A&C Meet the Invisible Man was the third film in their popular A&C Meet… series, which eventually came to seven such mashups. It was originally intended as a straight horror film in the Invisible Man series, but the huge success of A&C Meet Frankenstein (1948) convinced Universal to rewrite the script as a comedy-horror film.

It was filmed from 3 October–6 November 1950, and released 19 March 1951. The special effects were the work of Stanley Horsley (son of English film pioneer David Horsley), who also did the special effects for The Invisible Man Returns, The Invisible Woman, and Invisible Agent.

A&C actually first met the Invisible Man (voiced by Vincent Price) in the fun twist at the end of A&C Meet Frankenstein, but the one they meet and help in this film is entirely different.

Bud Alexander and Lou Francis are graduating from detective school, and very excited to start their new career. Soon after they go into business, a man (Arthur Franz) enters their detective agency, draws all the blinds, and asks if they’re interested in a case. Before he can give details, the radio reports an escaped murderer named Tommy Nelson, who exactly matches his description.

Lou is typically the first to realise their client is one and the same, while Bud takes a bit more convincing. However, as soon as Bud figures it out, he’s chomping at the bit to get the promised $5,000 reward.

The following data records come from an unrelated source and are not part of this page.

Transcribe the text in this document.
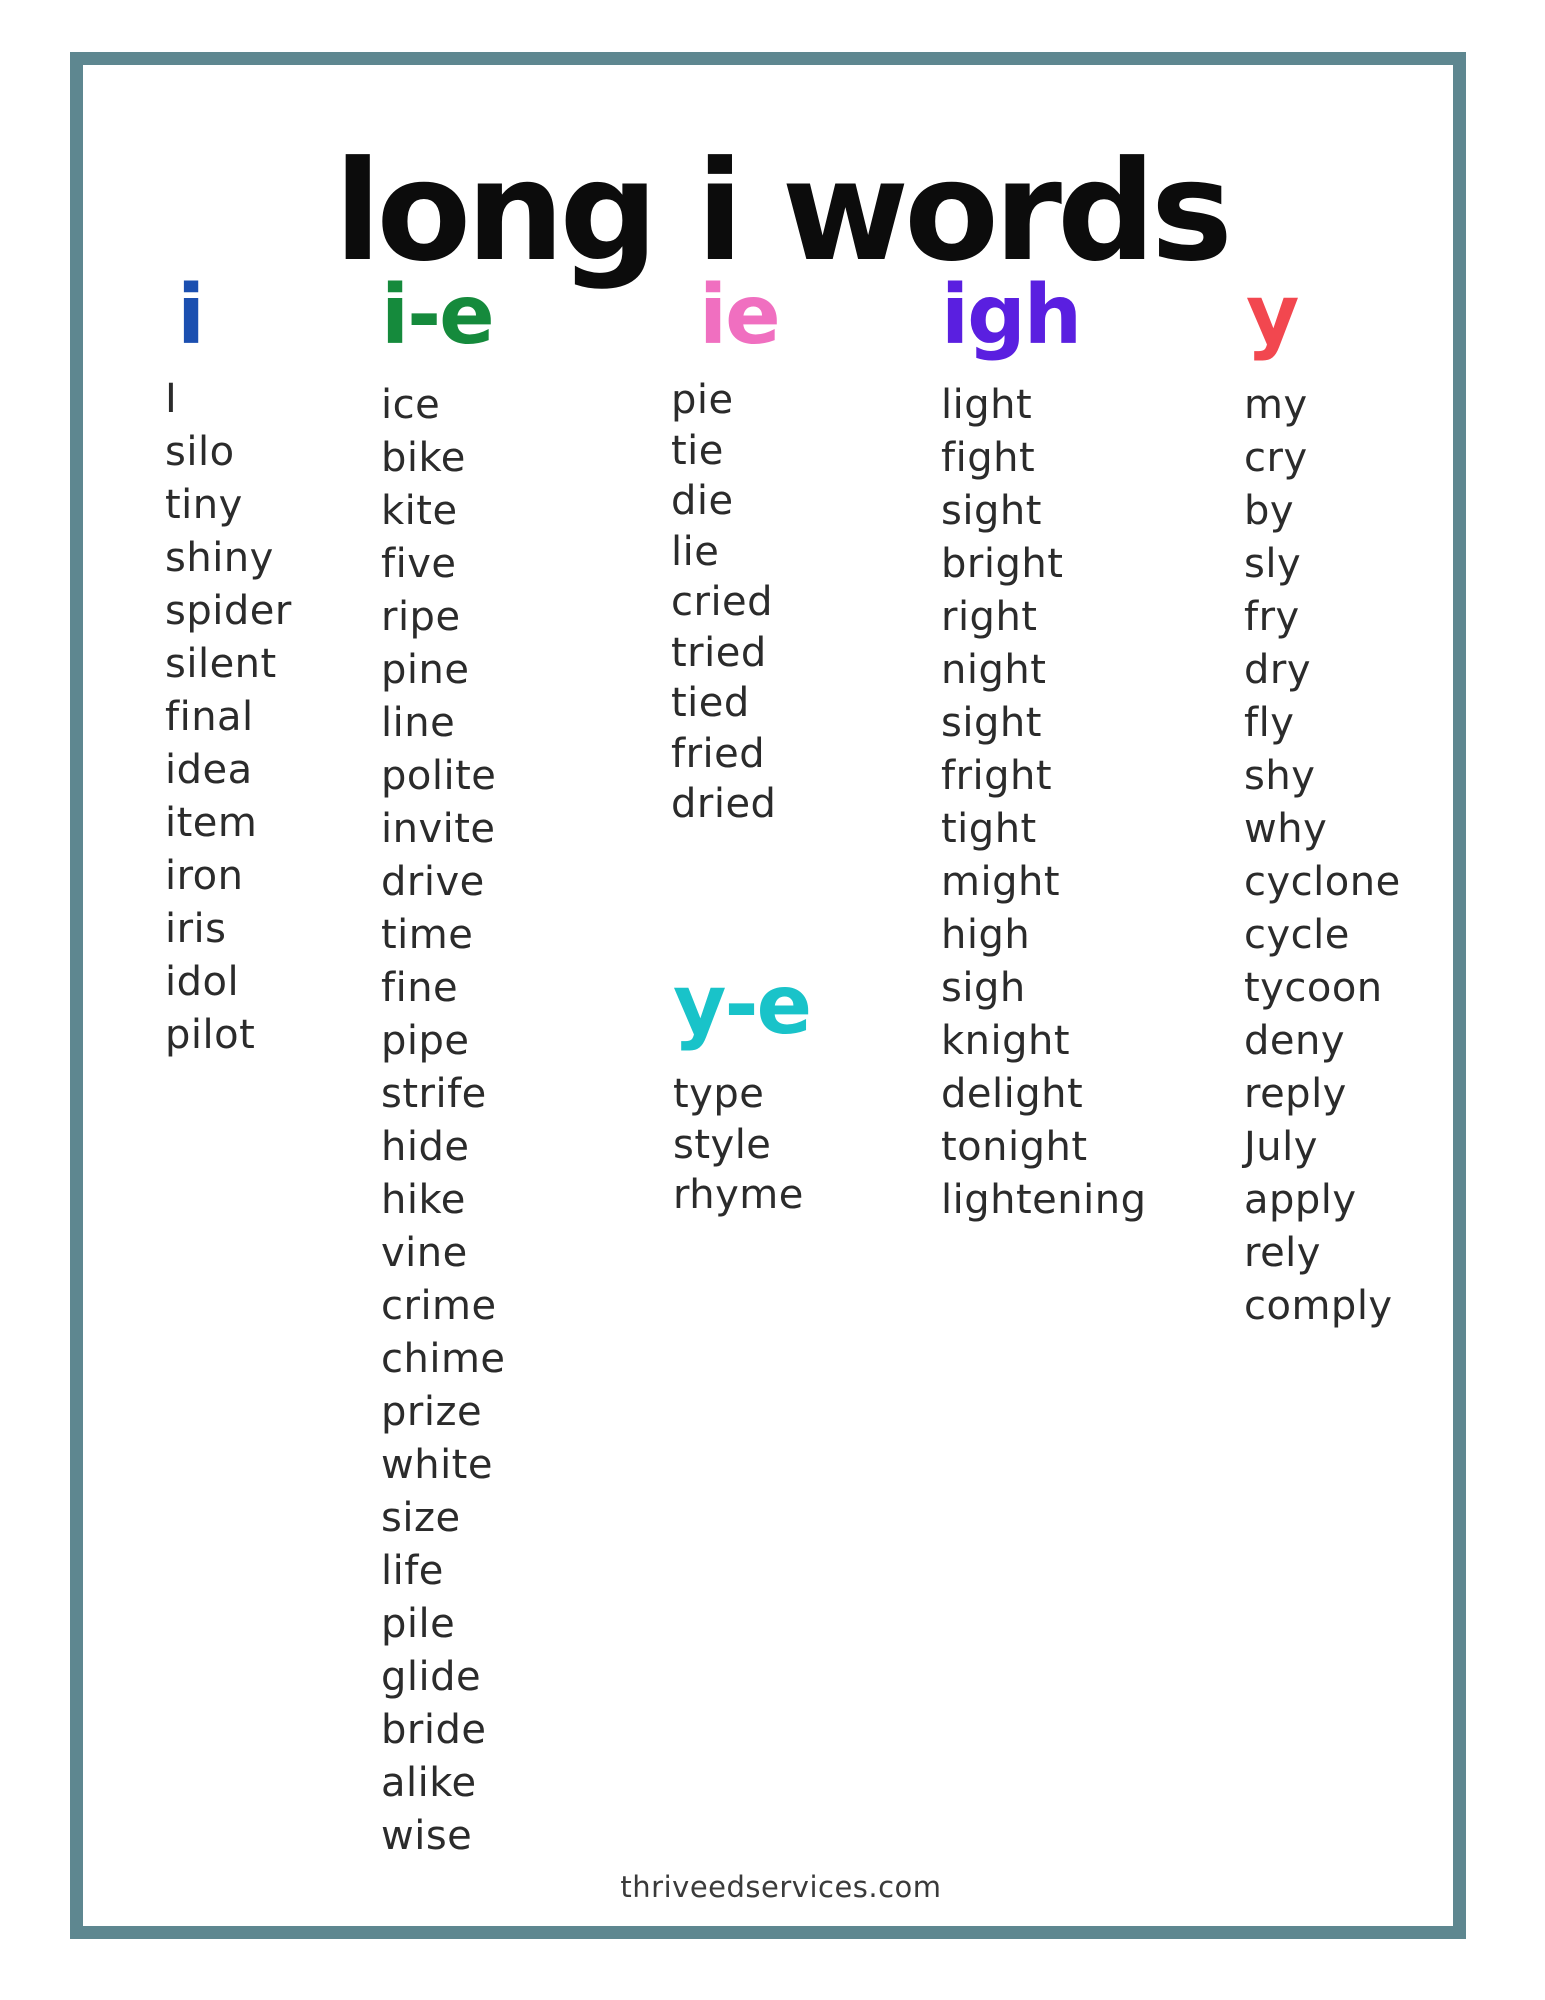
long i words
i
I
silo
tiny
shiny
spider
silent
final
idea
item
iron
iris
idol
pilot
i-e
ice
bike
kite
five
ripe
pine
line
polite
invite
drive
time
fine
pipe
strife
hide
hike
vine
crime
chime
prize
white
size
life
pile
glide
bride
alike
wise
ie
pie
tie
die
lie
cried
tried
tied
fried
dried
y-e
type
style
rhyme
igh
light
fight
sight
bright
right
night
sight
fright
tight
might
high
sigh
knight
delight
tonight
lightening
y
my
cry
by
sly
fry
dry
fly
shy
why
cyclone
cycle
tycoon
deny
reply
July
apply
rely
comply
thriveedservices.com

Meanwhile, Tommy phones his fiancée Helen Gray (Nancy Guild) and arranges to visit her and her uncle, Dr. Philip Gray (Gavin Muir). Once he arrives in the lab, Tommy begs for the invisibility potion he’s working with. Dr. Gray steadfastly refuses, pointing out the long-known side effect of eventual madness. He tells Tommy about the sad case of the potion’s inventor, Jack Griffin, and points to his photo on the wall (Claude Rains, who played the original Invisible Man).

The cops pull up outside, and Dr. Gray and Helen stall them for time as Tommy hides. Against the dire warnings, Tommy injects himself.

Soon afterwards, Lou comes upon the scene, forced to be in a room alone with Tommy while Bud talks with the cops and demands the reward. Lou’s terror at being so close to a believed murderer increases when he shakes hands with Tommy and sees Tommy’s hand disappearing. Bit by bit, his entire body disappears, and all that’s left is a pile of clothes.

No one believes Lou’s story, and he’s sent to a shrink, Dr. James Turner (Paul Maxey). The therapy session fails miserably, as Lou instead hypnotizes not only Dr. Turner, but also several cops and anyone else who ventures into the room. Bud is outraged at Lou’s incompetence, particularly since it cost them a big reward.

Bud cheers up a bit when Helen comes to see them and begs them to prove Tommy’s innocence. She gives them $500 and a suitcase to deliver to Tommy in Riverside Park at night. Before she leaves, she asks them to tell Tommy her uncle’s working on the re-agent.

Of course, Lou is the one forced to go to the park alone at night while Bud waits by the car, dreaming of collecting the reward after all. Tommy emerges with his head wrapped in bandages, wearing the clothes from the suitcase. When the cops arrive, Tommy has once again disappeared.

Bud finally believes Lou’s story about invisibility when Tommy makes himself known and expresses outrage at Bud’s attempted double-crossing. While they’re driving away, Tommy explains what happened and why he’s innocent.

Their next stop is the gym, where Tommy elucidates a few more details. He then begins working a punching bag at incredible speed, making it look like Lou is doing it. The trainers are so impressed, they take Lou on as a boxer.

Many hilarious hijinks ensue, all while Tommy remains fixed on his goal—proving his innocence and getting revenge on the promoter who murdered his trainer. But the longer he’s invisible, the stronger the serum’s effects become, and the greater the chance of something going wrong during the big showdown in the ring.

2 thoughts on “An invisible boxer seeks exoneration and revenge

  1. It’s been awhile since I’ve seen this flick. When I was a kid I saw and loved all of the A & C films, especially the meet the monsters series. The Invisible Man was always a big favorite with me because I liked the concept of invisibility.

    Arlee Bird
    Tossing It Out

    Liked by 1 person

  2. A & C Meet Frankenstein I remember as being hilarious, although I don’t remember the movie at all (I was quite small when I saw it). I need to re-watch it now that you’ve got me thinking about it.